4:30 PM - 4:45 PM
[SGC40-09] Efficiency of Deep Carbon Subduction: Input, Metamorphic Records, and Bearing on Estimated Sources of Arc Volcanic Gases
Keywords:carbon, subduction, arc volcanism, metamorphism
Franciscan Complex (FC) blueschist-facies rocks, and lower-grade units (lawsonite-albite and lawsonite-blueschist) of the carbonate-poor Catalina Schist (CS), preserve reduced C (RC) concentrations and δ13C, and C:N, similar to those of sediment protoliths, as does the lowest-grade unit of the Schistes Lustres (SL) exposed in the Alps (regardless of carbonate content). In CS units that experienced warmer prograde P-T paths (epidote-blueschist grade and higher), RC is shifted in δ13CVPDB from -25 per mil to as high as -19 per mil, seemingly related to minor loss of C as CH4 during prograde devolatilization. The higher-grade units of the SL extend, to depths of ~70km, the extremely low-P/T trajectory represented by the FC and low-grade CS. Across this range of grade, RC shows little evidence of loss but considerable increase in δ13C toward mantle values (-5 to -6 per mil) related to isotopic exchange with coexisting carbonate. In SL metashales, RC preserves protolith δ13C of -24 to -21 per mil independent of grade and degrees of devolatilization. Reduced C occurs as amorphous carbonaceous matter at low grades, and its transformation to graphite at higher grades presumably enhances isotopic exchange with carbonate.
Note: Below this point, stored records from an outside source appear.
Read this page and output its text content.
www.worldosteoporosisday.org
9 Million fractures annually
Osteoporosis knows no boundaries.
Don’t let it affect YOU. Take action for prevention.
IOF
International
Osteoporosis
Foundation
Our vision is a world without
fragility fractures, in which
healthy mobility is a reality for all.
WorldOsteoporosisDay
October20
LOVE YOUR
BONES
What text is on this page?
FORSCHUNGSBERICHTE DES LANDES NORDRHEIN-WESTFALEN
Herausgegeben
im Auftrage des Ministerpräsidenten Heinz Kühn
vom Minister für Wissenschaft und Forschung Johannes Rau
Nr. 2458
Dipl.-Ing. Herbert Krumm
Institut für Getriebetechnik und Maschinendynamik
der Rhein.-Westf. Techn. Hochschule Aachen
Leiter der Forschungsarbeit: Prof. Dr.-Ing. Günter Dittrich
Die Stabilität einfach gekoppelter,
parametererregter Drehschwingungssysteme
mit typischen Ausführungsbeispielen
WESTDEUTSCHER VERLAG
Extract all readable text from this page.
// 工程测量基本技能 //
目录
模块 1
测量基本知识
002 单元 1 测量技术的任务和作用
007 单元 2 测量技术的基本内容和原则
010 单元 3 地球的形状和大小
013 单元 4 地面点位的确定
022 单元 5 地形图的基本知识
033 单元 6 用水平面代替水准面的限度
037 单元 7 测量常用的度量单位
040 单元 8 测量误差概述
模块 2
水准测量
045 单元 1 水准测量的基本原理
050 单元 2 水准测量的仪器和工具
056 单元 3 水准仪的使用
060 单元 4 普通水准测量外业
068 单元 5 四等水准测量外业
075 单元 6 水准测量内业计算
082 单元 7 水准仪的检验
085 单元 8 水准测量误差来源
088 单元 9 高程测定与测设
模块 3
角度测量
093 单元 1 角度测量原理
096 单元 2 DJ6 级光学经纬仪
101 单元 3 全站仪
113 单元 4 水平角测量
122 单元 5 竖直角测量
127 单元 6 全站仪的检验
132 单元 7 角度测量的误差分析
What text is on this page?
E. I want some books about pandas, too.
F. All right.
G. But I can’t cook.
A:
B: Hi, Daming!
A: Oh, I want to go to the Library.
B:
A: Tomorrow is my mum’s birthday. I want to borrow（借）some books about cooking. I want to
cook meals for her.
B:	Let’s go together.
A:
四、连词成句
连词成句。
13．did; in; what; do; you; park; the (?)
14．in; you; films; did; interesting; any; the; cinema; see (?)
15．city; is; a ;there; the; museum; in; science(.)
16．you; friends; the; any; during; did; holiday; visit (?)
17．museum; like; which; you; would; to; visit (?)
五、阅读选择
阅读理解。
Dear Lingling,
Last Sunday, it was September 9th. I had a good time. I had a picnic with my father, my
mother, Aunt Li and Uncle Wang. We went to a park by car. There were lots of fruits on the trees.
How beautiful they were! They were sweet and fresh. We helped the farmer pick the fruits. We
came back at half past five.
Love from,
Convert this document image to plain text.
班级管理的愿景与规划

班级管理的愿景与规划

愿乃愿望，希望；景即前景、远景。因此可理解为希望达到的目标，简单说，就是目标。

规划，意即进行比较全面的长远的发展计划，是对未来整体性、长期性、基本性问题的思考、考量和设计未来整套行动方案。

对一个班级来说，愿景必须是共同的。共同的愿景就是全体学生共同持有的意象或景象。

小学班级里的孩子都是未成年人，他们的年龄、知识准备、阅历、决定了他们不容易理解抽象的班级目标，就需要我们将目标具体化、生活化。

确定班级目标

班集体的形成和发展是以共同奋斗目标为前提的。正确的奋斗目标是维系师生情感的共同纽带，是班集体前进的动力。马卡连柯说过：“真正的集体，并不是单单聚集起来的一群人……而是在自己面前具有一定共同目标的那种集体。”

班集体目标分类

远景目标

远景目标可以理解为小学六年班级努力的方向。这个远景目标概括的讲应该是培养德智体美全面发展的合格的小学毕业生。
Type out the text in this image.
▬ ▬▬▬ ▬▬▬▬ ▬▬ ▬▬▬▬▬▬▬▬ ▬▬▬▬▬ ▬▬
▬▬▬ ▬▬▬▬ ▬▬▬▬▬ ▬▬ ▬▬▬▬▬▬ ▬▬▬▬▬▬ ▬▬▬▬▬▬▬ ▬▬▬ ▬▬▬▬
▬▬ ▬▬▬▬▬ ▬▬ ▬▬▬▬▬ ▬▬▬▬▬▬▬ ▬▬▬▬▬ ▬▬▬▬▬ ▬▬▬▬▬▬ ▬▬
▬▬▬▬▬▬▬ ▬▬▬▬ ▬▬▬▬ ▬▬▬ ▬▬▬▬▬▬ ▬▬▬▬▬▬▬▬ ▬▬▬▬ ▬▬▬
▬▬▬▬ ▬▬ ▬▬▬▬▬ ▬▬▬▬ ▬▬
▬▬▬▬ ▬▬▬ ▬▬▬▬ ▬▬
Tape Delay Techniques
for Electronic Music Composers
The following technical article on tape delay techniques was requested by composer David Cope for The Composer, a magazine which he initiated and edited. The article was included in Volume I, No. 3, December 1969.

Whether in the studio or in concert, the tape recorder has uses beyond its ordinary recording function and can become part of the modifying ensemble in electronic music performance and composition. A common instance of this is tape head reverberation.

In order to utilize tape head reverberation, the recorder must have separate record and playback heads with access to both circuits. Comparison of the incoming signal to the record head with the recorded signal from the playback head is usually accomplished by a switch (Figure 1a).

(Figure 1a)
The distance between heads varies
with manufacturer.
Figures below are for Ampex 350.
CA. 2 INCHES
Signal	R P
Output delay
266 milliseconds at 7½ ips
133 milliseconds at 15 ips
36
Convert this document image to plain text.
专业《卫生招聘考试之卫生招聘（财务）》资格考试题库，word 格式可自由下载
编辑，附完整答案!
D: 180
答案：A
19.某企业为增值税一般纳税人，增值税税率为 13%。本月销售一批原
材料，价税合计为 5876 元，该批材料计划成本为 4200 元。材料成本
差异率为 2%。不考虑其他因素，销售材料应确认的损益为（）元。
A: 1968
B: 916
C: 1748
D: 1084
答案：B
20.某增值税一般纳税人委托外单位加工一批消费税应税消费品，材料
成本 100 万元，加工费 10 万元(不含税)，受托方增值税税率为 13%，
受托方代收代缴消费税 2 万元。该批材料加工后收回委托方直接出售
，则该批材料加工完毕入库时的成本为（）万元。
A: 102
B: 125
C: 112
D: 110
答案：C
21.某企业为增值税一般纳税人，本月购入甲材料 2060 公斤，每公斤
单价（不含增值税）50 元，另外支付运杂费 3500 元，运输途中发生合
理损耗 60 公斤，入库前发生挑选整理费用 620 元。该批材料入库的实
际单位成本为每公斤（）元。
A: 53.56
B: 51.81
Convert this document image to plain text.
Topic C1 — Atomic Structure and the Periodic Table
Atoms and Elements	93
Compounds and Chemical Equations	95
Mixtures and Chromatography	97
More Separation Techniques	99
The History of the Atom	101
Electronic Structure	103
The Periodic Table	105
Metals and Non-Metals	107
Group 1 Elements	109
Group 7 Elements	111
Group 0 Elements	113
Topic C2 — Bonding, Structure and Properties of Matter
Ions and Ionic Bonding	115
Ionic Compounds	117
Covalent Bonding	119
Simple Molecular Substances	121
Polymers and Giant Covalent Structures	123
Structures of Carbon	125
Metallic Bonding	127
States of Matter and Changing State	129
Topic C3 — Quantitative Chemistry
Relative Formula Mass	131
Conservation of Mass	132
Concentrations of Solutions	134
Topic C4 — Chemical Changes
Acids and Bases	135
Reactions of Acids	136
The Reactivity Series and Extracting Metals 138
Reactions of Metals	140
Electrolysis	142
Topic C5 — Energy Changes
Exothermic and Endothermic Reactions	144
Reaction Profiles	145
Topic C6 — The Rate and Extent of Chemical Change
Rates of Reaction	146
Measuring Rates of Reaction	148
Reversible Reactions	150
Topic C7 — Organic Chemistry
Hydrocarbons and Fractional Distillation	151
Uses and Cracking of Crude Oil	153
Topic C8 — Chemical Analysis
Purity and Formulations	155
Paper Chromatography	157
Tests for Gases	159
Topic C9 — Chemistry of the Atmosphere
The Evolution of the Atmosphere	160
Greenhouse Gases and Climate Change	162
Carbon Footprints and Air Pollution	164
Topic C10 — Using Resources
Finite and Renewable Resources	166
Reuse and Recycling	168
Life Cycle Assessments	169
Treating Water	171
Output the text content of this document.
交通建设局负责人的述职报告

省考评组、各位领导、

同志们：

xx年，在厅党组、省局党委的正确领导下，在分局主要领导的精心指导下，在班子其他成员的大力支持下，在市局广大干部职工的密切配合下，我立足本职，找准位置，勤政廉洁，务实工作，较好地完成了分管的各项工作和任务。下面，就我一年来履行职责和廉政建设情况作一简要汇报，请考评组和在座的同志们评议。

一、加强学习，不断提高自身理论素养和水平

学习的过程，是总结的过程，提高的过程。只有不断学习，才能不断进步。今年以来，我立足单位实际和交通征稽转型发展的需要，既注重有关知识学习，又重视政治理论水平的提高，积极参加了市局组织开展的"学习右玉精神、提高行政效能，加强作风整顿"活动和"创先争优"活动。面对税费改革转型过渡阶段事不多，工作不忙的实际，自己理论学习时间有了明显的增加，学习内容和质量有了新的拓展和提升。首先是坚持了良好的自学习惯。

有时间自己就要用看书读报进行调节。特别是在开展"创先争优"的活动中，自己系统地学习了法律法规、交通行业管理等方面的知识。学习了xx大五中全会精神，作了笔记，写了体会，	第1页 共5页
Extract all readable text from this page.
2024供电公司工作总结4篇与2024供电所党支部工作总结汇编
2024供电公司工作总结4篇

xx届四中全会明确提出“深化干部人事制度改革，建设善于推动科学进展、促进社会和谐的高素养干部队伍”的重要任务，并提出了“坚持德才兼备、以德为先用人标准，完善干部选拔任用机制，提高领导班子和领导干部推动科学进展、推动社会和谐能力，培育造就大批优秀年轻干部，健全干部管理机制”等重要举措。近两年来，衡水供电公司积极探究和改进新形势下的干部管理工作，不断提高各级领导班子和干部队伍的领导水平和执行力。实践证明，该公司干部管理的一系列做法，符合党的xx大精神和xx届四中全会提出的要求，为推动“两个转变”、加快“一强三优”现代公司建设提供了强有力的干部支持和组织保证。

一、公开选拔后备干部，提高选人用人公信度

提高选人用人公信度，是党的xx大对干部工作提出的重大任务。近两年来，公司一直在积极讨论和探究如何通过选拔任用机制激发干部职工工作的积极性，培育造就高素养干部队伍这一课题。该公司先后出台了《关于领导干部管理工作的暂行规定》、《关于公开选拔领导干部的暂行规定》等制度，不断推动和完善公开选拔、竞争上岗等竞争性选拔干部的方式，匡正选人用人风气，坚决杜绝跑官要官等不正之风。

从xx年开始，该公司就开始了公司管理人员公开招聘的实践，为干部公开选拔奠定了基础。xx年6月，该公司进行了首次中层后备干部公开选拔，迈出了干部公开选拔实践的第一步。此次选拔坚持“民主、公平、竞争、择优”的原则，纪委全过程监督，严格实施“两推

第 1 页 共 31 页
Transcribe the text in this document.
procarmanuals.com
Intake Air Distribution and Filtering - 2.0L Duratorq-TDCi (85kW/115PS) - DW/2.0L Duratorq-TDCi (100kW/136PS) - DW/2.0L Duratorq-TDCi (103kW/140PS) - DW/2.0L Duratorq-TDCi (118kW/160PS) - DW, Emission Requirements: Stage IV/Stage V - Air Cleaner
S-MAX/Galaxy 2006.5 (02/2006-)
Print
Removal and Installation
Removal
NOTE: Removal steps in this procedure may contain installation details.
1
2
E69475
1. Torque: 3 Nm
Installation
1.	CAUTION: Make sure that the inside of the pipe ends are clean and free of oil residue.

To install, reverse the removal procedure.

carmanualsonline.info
This work implies that much of the RC reservoir is retained to depths beneath volcanic fronts and could be available for transfer into the sub-arc mantle wedge, likely via partial melting (K. Kraft, Lehigh Univ. M.S. thesis, 2018).
The blueschist to eclogite facies SL contains carbonate-rich flysch formed prior to and during Eocene subduction of the Piemonte-Liguria Ocean and underplated at 40-70 km depths. We analyzed δ13C and δ18O of carbonate in this unit, over a regional scale, and made field and petrographic observations bearing on mechanisms of C mobilization. A study of decarbonation history by Cook-Kollars et al. (2014) for the same suite demonstrated that, depending on extents of open-system infiltration by H2O-rich fluid, large fractions of initially subducted carbonate could be retained in such rocks to at least 70 km depths. Assessing the magnitude of removal of carbonate via dissolution, at the whole-unit scale, has proven difficult. Isotopic exchange between the reduced and oxidized C reservoirs, and any fractionation during sub-arc mobilization and delivery into the mantle wedge, would have implications for the approach of Sano and Marty (1995) used to estimate proportions of gas from mantle and disparate sediment sources.
Study of along-margin C input flux at the Sunda margin (House et al., 2016; Fall AGU) emphasizes the role of sediment composition, source, and degree of accretion on the nature and size of the deeply subducted C reservoir. Ongoing NSF-funded work on the Hikurangi margin, New Zealand (collaborative with Bruce Christenson-GNS-NZ, Hirochika Sumino-Univ. Tokyo, and Ikuko Wada-Univ. Minnesota), is aimed at resolving C inputs vs. outputs in arc volcanoes and associated hydrothermal systems, in part considering the makeup of the incoming sediment section (based on drilling by IODP Exp. 375), extents of accretion, along-margin thermal structure, and calculated extents of devolatilization. Studies of the Schistes Lustrés and other HP and UHP suites provide insight regarding the structural and geochemical evolution of sediments similar in composition to those subducting at modern margins (e.g., Sunda).